My mother is in Samoa, which is across the equator, so she's well into the hot and rainy season now. No one has heard from her but I for one don't need to. I can well imagine daily life at the Lee household, and if anything important transpires, like good therapy, it will unfold over several months. I am happy to learn of my mother's conclusions and the consequences of those conclusions then. Hopefully one consequence will be that my mother realizes she needs some sort of retirement income, and will finally take US citizenship so she can recieve social security benefits.

I recently read 'Bush on the Couch' - an 'applied psychoanalysis' of George W. Bush by object relations theorist Justin Frank. He appears to be well qualified. Somehow, of all the theories I've read to explain the Bush administration, Dr. Frank's approach seemed the most relevant of all. That Bush is a delusional tyrant who has drawn the world into some replay of his primary traumas seems self-evident. What is not clear is what to do about it. Justin Frank is better versed in the second half of 'applied psychoanalysis' than in the first.

Some of Dr. Frank's suggestions seem useful. He has the insight to guess what might drive President Bush mad - interruptions to his vacations, truthtelling, confrontation. However, the whole approach seems limited as far as political action goes. For reasons of integrity, I'm not interested in pursuing this through PsychOps or marketing literature, so I've been looking at ideas about the authoritarian personality, which (partially) grew out of a need to understand anti-semitism after WWII.

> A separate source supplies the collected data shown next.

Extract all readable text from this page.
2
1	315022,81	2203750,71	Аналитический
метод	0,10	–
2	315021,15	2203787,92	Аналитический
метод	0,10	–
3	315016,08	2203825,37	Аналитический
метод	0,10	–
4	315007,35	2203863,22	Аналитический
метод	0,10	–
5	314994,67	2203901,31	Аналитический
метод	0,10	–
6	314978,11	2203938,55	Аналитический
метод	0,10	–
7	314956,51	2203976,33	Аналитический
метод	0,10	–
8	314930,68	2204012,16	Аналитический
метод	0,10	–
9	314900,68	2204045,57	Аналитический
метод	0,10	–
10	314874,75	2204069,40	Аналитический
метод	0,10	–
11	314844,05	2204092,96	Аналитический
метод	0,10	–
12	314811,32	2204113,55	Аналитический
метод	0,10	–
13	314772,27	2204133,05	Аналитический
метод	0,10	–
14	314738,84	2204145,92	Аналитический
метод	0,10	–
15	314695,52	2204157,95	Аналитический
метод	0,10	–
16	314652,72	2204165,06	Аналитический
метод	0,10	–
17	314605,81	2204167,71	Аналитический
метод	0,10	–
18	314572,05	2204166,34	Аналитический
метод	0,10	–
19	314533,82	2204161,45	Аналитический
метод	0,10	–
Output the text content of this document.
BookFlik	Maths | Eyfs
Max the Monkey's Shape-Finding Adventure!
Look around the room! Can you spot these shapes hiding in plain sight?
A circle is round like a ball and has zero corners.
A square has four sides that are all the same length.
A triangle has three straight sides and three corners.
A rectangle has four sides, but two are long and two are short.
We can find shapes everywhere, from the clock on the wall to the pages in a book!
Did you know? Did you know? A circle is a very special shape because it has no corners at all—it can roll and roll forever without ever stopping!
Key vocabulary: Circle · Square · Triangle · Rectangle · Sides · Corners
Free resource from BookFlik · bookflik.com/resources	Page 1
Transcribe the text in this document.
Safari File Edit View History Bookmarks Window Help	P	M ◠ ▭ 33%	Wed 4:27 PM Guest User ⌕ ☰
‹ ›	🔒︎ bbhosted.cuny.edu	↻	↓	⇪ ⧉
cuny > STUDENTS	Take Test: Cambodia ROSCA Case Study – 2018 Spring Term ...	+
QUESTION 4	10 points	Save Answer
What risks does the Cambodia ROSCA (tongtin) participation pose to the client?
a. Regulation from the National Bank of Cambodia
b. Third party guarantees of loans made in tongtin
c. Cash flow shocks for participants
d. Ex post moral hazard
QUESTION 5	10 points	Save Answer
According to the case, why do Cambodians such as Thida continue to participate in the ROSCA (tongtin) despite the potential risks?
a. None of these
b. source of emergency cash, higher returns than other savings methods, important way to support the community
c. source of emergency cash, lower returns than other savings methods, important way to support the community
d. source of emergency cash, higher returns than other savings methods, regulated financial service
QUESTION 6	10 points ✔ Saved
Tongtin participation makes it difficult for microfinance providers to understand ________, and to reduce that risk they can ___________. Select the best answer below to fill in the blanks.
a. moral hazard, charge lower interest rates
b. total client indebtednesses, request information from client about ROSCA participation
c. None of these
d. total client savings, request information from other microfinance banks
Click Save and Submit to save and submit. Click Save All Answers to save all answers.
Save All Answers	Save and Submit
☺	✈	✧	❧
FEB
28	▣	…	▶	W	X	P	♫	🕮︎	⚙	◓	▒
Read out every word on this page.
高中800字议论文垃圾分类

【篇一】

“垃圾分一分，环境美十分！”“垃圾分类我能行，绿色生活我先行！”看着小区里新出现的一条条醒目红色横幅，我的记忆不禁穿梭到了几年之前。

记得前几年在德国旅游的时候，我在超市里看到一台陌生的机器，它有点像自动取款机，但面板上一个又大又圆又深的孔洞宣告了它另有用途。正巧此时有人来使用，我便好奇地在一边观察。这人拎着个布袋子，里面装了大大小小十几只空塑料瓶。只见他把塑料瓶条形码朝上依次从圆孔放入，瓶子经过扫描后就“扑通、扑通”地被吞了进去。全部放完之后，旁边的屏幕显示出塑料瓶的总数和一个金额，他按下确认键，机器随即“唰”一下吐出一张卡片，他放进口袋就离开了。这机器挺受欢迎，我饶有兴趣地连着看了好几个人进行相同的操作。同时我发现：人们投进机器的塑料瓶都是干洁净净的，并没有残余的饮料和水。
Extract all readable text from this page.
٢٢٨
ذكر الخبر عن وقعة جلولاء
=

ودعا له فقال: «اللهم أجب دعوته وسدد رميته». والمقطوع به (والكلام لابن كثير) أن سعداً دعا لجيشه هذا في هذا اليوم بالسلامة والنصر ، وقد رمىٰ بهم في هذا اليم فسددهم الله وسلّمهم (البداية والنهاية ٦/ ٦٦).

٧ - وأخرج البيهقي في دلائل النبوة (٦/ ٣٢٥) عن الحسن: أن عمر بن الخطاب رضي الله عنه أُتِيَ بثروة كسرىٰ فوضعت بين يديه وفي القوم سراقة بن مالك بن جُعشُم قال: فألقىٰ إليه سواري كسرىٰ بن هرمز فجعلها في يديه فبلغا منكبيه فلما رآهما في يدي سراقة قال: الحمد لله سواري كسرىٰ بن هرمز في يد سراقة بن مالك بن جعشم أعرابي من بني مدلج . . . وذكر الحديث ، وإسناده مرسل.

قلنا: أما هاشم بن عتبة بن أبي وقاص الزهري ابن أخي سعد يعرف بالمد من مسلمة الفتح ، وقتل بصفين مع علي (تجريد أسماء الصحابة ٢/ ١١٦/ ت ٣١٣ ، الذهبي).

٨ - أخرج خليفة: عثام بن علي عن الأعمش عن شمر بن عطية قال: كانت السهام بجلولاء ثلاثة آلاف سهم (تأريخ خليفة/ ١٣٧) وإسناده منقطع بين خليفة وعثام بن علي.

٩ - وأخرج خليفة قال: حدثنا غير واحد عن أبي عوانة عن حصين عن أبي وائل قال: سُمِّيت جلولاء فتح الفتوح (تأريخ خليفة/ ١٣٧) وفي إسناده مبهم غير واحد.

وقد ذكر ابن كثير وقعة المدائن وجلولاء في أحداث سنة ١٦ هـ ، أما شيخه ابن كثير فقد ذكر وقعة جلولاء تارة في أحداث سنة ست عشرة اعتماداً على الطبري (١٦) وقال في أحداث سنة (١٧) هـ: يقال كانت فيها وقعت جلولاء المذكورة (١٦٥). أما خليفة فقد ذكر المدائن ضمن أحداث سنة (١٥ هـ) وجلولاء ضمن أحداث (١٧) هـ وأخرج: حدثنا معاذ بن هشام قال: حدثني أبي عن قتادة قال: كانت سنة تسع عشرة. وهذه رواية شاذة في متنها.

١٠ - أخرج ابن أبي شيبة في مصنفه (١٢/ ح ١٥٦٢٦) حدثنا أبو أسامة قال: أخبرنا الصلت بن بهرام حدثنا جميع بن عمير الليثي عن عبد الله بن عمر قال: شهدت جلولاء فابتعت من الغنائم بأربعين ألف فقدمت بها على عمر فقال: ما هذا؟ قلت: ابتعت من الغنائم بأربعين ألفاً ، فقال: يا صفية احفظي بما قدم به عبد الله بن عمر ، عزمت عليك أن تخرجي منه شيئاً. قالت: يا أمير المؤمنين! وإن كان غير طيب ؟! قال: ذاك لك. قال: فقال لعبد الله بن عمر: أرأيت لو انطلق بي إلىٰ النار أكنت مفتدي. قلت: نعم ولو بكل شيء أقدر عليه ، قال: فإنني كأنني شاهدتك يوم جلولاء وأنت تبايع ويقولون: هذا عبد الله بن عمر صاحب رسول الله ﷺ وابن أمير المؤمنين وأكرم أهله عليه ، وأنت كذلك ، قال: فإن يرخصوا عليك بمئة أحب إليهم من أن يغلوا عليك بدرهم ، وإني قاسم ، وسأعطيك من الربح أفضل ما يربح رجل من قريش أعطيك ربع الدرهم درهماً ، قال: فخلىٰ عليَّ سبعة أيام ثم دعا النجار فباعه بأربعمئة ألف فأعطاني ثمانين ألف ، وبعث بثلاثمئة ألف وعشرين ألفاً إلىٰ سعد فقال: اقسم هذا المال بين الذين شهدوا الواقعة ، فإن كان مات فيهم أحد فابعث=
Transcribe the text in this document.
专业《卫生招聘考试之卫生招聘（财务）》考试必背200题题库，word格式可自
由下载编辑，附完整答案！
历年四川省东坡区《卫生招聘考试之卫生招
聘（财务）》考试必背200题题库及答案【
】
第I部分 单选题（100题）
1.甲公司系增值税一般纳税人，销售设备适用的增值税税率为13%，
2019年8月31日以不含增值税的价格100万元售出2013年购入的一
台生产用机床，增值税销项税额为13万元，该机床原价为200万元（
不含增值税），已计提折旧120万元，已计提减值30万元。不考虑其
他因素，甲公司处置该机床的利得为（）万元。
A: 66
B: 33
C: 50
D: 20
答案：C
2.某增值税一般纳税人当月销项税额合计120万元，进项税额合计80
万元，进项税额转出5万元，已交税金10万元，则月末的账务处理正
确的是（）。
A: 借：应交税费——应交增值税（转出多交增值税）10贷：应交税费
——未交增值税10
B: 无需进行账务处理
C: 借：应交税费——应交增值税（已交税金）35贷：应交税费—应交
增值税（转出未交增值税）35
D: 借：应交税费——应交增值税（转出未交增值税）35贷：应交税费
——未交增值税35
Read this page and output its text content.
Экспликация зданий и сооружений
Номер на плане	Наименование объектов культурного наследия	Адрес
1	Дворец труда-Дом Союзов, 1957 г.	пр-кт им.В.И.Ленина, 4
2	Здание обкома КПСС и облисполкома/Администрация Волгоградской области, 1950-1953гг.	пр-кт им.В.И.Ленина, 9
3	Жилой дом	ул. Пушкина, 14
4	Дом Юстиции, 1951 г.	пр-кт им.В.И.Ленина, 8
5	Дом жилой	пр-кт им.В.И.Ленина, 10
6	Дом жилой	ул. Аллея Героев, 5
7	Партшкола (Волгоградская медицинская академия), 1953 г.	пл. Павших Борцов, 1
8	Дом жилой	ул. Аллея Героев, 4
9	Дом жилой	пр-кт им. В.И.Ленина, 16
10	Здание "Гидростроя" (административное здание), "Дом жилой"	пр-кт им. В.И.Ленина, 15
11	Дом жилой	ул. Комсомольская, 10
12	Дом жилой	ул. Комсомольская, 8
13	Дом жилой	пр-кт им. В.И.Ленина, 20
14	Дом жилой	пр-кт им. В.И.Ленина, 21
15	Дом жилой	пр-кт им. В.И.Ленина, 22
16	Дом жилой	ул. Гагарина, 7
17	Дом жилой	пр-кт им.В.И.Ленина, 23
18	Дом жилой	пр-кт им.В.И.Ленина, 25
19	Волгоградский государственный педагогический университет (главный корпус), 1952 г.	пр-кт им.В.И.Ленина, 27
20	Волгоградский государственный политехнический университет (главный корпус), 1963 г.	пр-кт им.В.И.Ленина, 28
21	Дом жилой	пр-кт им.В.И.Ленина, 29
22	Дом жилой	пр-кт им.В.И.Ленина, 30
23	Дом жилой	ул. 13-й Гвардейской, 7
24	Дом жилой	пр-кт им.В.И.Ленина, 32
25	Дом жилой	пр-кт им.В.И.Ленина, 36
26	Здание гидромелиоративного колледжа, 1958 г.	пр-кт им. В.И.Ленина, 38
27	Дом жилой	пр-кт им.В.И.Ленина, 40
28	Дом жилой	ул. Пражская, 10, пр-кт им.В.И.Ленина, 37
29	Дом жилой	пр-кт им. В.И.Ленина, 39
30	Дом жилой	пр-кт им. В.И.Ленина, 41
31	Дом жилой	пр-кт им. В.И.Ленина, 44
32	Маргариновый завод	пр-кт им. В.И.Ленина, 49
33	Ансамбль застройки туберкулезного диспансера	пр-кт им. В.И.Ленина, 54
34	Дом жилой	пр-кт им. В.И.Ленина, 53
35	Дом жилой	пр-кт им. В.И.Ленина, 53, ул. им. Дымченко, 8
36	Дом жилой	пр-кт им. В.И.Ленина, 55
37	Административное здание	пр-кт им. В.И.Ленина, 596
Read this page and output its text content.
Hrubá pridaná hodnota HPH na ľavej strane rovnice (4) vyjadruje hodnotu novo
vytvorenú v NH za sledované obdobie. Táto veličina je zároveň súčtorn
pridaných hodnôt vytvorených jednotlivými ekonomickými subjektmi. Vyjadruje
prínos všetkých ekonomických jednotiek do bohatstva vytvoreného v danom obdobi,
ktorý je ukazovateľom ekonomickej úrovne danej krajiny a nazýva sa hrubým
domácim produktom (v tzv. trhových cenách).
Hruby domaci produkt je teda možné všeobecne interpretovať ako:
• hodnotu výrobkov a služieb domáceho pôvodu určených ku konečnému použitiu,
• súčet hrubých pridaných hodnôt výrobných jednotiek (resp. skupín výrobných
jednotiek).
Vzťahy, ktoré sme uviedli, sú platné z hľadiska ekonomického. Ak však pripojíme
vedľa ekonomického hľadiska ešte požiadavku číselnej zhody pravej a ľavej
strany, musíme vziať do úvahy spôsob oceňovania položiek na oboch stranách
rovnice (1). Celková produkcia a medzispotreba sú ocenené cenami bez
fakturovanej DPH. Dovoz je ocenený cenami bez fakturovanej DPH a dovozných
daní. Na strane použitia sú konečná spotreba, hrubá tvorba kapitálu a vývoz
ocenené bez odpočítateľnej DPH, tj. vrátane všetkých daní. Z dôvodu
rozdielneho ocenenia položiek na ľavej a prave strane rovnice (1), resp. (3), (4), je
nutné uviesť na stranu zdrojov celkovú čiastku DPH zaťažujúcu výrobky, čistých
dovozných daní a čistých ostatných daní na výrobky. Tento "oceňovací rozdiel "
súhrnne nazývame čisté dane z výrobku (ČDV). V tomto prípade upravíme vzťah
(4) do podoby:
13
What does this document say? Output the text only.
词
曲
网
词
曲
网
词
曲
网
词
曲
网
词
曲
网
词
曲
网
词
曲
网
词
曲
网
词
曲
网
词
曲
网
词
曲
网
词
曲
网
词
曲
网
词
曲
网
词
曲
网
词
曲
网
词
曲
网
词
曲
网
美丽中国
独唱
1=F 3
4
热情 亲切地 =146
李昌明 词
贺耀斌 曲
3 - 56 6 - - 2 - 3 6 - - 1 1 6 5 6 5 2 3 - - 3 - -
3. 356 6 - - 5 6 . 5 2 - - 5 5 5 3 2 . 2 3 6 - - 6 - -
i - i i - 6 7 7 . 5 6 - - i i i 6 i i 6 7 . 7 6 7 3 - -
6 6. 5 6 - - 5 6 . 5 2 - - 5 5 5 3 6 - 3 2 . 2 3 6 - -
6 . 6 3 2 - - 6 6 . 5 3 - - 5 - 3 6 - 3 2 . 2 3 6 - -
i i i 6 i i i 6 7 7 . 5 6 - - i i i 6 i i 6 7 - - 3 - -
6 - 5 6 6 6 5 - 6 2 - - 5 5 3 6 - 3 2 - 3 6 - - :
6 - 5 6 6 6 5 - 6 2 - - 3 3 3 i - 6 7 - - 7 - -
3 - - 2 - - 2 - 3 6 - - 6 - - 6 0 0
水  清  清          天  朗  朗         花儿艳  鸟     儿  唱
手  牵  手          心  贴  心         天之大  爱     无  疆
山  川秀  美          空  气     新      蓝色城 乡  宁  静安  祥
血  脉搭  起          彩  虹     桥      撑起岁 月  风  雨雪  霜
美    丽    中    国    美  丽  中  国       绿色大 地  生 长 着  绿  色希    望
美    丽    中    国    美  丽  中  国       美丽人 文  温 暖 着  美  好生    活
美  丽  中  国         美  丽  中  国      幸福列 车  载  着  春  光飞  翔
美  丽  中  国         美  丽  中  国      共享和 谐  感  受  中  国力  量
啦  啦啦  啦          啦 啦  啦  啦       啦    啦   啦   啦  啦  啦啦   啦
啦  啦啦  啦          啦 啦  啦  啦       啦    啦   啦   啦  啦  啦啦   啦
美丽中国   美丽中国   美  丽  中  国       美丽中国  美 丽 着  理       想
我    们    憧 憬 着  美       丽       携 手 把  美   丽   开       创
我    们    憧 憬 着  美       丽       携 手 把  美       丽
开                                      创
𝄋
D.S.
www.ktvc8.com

I wish I could say I'd been at it for long enough to come up with good suggestions for how to proceed politically but so far nothing. Except more reading lists - next is Erich Fromm. I came to him from several sources, the most relevant being the current New Yorker, which has an interesting article called "Breaking Ranks" about Brent Scowcroft.

Scowcroft relates colourful vignettes about his front row seats to the crazy-making theater in the Bush inner circle. And Scowcroft cites Fromm as a fundamental reason for opposing Gulf War II.

“I believe that you cannot with one sweep of the hand or the mind cast off thousands of years of history,” he says. “This notion that inside every human being is the burning desire for freedom and liberty, much less democracy, is probably not the case. I don’t think anyone knows what burns inside others. Food, shelter, security, stability. Have you read Erich Fromm, ‘Escape from Freedom’? I don’t agree with him, but some people don’t really want to be free.”
Somehow the concepts bring to mind Elizabeth Cady Stanton's 'Solitude of Self.' Anyways. Its nice to read a sane discussion of our policy options in Iraq. The article is a good read.